If you ask your parents as to how they used to listen to their music, you might be surprised to hear them mention words like “audio cassette” or even “gramophone disc”. These utilised analog recording techniques wherein a property of the physical recording medium is analogously made to vary with the variations in air pressure of the original music. The mid-1980s and 1990s saw an upsurge in digital recording that converted the physical properties of the original sound into a sequence of numbers, which can be stored and reproduced.
As online services like Napster and MP3.com started hosting digital music, chaos ensued. Artists were worried about their rights, recording industries feared piracy and the consumers, who were suddenly overwhelmed with what was at their disposal, confused about the legality of it all.
Enter Steve Jobs. Apple might not have been the first to hop onto the browser bus with their Safari, but they were certainly up and running with respect to the music industry. iPod, Apple’s flagship device, had been launched in the fall of 2001 and their CEO envisioned an online music store in 2002, which would be hosted by Apple, easy to use along with plenty of choice for the customers and be reliable.
Jobs believed that this would convince customers to pay for the music, rather than obtain them free illegally. He, however, also wanted to provide customers with an added choice, allowing them to buy songs individually instead of the entire album. The latter took a lot of convincing.
Jobs first proposed his idea to Warner Music and Universal, the biggest players in the United States. Following a series of negotiations, the two music labels agreed to sell their products based on two agreements. Firstly, the iTunes Music Store would be available only to systems running Apple’s Mac and secondly, the songs would be copy-protected by Digital Rights Management (DRM). Labels BMG, EMI and Sony soon joined the bandwagon and on April 28, 2003, Apple launched iTunes Music Store with 200,000 songs.

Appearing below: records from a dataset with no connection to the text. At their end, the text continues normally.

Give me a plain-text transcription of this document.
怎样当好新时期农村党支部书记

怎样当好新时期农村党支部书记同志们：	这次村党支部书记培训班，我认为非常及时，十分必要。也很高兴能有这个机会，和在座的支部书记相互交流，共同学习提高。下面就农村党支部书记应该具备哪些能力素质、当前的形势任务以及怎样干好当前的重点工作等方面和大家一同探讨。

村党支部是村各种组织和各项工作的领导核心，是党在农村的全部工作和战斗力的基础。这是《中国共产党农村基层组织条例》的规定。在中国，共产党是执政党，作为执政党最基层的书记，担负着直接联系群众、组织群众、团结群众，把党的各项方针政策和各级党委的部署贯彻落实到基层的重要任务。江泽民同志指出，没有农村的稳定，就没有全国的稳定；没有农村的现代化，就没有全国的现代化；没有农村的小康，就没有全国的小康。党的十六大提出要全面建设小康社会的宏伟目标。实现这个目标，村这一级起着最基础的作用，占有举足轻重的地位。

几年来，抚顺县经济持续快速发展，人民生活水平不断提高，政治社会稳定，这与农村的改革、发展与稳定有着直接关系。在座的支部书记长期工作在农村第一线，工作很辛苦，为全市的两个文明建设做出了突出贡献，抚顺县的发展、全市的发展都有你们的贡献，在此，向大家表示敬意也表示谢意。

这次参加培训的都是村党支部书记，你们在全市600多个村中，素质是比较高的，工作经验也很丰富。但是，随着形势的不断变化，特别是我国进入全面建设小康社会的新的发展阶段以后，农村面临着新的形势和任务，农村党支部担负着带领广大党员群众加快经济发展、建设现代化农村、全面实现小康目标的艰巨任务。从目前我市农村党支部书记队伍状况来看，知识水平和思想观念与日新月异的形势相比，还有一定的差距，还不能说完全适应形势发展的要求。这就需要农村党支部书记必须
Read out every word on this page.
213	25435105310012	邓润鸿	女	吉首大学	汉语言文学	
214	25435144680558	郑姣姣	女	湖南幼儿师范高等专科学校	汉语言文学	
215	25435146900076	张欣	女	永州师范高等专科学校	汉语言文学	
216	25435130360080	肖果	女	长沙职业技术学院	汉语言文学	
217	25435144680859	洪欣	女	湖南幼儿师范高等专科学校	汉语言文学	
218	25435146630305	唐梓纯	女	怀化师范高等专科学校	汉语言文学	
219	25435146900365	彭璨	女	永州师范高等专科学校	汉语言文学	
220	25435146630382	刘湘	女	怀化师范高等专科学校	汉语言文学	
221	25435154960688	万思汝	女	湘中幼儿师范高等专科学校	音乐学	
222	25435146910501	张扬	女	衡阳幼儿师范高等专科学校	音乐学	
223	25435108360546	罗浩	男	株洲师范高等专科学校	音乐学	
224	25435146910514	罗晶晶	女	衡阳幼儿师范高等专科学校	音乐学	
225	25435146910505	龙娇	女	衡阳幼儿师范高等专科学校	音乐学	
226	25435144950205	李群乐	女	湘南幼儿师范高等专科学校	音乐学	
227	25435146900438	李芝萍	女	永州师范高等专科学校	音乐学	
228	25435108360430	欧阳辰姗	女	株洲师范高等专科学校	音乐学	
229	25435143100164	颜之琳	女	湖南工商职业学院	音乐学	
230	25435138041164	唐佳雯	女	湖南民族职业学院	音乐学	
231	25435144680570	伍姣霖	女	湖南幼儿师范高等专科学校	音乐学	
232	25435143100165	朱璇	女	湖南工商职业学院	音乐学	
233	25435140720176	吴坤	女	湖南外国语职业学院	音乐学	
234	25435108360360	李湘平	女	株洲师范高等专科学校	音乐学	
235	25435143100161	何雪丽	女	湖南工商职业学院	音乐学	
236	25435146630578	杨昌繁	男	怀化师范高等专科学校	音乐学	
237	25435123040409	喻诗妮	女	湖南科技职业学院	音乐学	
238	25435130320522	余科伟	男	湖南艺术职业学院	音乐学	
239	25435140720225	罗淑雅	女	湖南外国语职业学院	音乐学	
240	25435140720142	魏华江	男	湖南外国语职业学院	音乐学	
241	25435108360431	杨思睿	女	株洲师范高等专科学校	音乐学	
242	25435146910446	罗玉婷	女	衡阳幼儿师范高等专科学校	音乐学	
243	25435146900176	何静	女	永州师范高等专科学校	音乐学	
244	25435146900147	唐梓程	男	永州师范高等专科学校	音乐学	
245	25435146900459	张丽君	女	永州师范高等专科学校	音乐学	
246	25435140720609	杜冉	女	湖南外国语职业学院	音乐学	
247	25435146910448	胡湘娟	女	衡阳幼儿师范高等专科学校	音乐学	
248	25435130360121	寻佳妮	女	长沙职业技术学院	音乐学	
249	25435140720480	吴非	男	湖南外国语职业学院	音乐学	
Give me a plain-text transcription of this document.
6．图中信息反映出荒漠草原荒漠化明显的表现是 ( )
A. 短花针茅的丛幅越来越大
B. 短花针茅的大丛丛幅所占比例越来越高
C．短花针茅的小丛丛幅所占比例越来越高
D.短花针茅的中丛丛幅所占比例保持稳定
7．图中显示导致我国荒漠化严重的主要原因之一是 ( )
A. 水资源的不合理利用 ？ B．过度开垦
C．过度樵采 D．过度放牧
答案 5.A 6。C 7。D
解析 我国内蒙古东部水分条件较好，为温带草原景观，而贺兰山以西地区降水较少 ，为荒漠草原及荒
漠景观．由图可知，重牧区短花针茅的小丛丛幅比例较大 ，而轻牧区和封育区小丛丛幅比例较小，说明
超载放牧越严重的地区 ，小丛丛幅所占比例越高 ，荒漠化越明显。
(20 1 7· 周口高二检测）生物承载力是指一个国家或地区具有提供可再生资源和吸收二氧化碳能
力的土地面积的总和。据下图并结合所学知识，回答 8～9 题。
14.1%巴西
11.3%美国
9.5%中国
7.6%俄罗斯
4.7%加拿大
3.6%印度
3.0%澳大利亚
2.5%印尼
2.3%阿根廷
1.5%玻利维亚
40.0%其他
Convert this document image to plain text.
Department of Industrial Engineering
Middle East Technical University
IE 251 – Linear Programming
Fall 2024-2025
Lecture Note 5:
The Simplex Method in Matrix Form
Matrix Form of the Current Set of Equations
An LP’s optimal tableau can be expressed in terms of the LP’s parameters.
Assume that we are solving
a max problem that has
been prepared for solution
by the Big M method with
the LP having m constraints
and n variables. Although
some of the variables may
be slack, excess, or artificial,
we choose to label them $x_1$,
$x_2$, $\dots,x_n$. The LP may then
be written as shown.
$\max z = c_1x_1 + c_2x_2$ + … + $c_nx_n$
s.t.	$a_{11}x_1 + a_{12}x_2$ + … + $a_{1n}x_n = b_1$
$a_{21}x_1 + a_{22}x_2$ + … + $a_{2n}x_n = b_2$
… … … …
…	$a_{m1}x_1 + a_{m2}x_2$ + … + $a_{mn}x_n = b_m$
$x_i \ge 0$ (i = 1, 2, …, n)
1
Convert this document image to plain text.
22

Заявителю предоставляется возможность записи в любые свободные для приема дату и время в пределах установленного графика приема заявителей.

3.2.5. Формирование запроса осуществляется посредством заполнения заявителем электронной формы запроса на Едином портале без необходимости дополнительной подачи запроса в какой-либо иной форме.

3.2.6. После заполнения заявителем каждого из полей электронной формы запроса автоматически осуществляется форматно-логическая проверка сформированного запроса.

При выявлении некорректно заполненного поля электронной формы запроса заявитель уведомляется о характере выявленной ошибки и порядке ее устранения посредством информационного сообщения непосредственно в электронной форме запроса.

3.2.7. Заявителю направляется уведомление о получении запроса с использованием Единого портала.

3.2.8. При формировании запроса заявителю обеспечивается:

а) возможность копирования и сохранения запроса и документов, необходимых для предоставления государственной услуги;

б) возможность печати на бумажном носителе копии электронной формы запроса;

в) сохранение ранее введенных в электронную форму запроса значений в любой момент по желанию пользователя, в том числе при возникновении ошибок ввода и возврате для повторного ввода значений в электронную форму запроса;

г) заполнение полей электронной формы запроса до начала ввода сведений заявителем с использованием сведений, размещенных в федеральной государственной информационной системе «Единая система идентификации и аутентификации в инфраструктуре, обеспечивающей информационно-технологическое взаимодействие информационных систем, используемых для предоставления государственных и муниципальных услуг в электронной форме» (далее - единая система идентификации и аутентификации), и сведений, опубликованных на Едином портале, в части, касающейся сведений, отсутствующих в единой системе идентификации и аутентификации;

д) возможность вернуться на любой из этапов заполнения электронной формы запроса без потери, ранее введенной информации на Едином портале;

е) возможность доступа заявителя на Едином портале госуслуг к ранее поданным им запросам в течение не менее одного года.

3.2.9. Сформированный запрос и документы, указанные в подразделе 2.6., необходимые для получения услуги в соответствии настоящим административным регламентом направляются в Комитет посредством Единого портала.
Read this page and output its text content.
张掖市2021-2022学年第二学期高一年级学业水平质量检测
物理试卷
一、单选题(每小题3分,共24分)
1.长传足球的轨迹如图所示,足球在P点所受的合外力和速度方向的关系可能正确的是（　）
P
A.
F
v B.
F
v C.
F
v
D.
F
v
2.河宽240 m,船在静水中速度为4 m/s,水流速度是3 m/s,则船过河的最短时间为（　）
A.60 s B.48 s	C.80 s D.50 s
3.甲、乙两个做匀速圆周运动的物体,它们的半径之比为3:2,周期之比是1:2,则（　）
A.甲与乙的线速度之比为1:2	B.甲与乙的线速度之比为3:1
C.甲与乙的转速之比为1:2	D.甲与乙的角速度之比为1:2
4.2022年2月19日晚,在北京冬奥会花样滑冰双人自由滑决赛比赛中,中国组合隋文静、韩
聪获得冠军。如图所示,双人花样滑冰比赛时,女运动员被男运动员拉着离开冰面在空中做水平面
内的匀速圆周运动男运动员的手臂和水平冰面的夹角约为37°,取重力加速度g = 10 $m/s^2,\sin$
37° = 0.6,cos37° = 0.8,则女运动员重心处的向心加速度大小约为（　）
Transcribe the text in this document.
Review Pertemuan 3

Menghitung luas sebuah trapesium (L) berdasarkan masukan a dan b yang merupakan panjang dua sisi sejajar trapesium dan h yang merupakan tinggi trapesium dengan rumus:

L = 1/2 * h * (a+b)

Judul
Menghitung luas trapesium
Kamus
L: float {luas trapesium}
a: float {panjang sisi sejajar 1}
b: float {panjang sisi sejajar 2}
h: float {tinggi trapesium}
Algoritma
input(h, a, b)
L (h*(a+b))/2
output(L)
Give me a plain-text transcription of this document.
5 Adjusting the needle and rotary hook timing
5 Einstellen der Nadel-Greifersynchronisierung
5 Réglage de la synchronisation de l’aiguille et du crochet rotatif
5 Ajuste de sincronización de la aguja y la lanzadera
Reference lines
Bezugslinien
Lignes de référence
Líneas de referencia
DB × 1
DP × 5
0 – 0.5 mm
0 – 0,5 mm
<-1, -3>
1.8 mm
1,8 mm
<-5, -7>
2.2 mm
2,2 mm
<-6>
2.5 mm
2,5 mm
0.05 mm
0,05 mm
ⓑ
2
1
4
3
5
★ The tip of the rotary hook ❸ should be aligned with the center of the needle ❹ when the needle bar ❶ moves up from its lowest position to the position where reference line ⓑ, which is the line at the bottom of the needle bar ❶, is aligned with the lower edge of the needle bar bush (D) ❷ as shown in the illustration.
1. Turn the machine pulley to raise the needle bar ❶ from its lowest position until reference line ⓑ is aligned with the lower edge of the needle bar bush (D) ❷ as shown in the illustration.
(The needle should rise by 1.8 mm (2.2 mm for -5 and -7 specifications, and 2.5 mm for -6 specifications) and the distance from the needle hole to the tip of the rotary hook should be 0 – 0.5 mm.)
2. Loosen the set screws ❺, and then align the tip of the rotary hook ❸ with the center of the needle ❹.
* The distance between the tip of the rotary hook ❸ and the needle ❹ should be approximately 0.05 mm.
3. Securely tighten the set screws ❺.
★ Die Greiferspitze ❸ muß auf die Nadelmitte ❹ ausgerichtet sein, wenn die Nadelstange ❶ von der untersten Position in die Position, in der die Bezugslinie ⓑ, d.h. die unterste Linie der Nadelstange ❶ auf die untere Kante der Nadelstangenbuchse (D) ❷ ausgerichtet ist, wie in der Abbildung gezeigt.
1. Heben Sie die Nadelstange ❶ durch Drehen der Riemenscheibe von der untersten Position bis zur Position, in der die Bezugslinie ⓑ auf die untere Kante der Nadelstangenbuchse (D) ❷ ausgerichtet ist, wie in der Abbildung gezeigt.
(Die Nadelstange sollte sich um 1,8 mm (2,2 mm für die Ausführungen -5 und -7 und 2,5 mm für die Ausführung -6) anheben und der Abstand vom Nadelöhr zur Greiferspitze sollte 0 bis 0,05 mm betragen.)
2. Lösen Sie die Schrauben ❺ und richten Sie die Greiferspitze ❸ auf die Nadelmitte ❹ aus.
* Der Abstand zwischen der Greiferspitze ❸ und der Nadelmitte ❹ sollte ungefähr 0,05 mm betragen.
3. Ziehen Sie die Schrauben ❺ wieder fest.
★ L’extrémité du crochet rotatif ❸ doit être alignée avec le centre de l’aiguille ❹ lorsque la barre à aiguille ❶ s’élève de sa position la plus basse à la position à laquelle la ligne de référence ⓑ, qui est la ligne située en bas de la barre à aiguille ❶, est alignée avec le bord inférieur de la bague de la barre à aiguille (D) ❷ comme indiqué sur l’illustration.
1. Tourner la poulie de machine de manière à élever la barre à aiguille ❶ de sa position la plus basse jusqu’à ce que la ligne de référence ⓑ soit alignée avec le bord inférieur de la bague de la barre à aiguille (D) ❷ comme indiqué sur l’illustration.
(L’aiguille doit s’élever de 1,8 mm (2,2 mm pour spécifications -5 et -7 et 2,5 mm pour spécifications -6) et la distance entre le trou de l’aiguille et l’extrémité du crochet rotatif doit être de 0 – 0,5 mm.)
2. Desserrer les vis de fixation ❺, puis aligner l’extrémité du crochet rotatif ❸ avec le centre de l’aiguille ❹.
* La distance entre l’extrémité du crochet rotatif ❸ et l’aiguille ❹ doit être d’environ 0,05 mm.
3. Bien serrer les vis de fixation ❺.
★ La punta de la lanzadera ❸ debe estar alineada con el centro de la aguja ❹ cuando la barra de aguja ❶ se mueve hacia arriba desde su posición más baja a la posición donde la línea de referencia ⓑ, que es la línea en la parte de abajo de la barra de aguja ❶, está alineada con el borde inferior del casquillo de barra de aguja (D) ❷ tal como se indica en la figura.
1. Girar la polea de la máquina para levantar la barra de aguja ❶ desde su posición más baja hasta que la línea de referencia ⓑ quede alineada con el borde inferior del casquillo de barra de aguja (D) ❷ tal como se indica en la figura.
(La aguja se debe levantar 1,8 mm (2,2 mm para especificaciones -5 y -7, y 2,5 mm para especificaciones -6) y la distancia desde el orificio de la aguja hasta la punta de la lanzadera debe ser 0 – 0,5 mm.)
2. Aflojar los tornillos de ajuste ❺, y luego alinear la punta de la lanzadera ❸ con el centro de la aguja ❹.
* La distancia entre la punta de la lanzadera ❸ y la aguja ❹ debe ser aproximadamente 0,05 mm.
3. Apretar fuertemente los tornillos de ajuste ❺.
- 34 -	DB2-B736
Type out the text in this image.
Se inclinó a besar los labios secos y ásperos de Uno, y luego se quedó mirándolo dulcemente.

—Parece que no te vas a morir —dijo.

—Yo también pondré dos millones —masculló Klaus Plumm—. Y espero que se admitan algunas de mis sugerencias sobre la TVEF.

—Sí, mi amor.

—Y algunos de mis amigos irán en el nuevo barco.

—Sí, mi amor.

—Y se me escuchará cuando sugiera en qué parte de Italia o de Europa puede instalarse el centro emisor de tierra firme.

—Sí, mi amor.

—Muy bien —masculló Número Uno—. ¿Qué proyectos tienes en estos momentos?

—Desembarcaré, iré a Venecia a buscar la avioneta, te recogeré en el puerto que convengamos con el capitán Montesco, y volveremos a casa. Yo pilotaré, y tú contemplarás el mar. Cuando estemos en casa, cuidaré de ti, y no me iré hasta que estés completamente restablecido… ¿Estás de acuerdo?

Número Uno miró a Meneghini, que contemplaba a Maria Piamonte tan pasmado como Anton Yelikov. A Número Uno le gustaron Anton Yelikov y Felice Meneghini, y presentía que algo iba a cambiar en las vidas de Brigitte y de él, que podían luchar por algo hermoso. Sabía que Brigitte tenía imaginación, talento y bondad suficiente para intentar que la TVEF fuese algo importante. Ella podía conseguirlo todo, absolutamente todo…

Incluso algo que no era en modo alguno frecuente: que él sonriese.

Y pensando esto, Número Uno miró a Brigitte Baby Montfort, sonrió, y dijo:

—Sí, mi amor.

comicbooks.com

Within 18 hours from the time the service went live, over 275,000 tracks were sold. And in less than a week, over a million songs were bought by customers from the iTunes Store. By October that year, iTunes opened up for Windows users as well and slowly it was launched throughout the world, making it the most widespread digital music service. By 2009, DRM restrictions were removed, another important step in Apple’s progress.
With many online music services now offering cheaper downloads when compared to Apple, the challenge Apple faces to maintain its dominance in the market is stiff. Add to it the change in consumer habits brought in by streaming services, it would be interesting to see how the digital music landscape pans out in the years to come.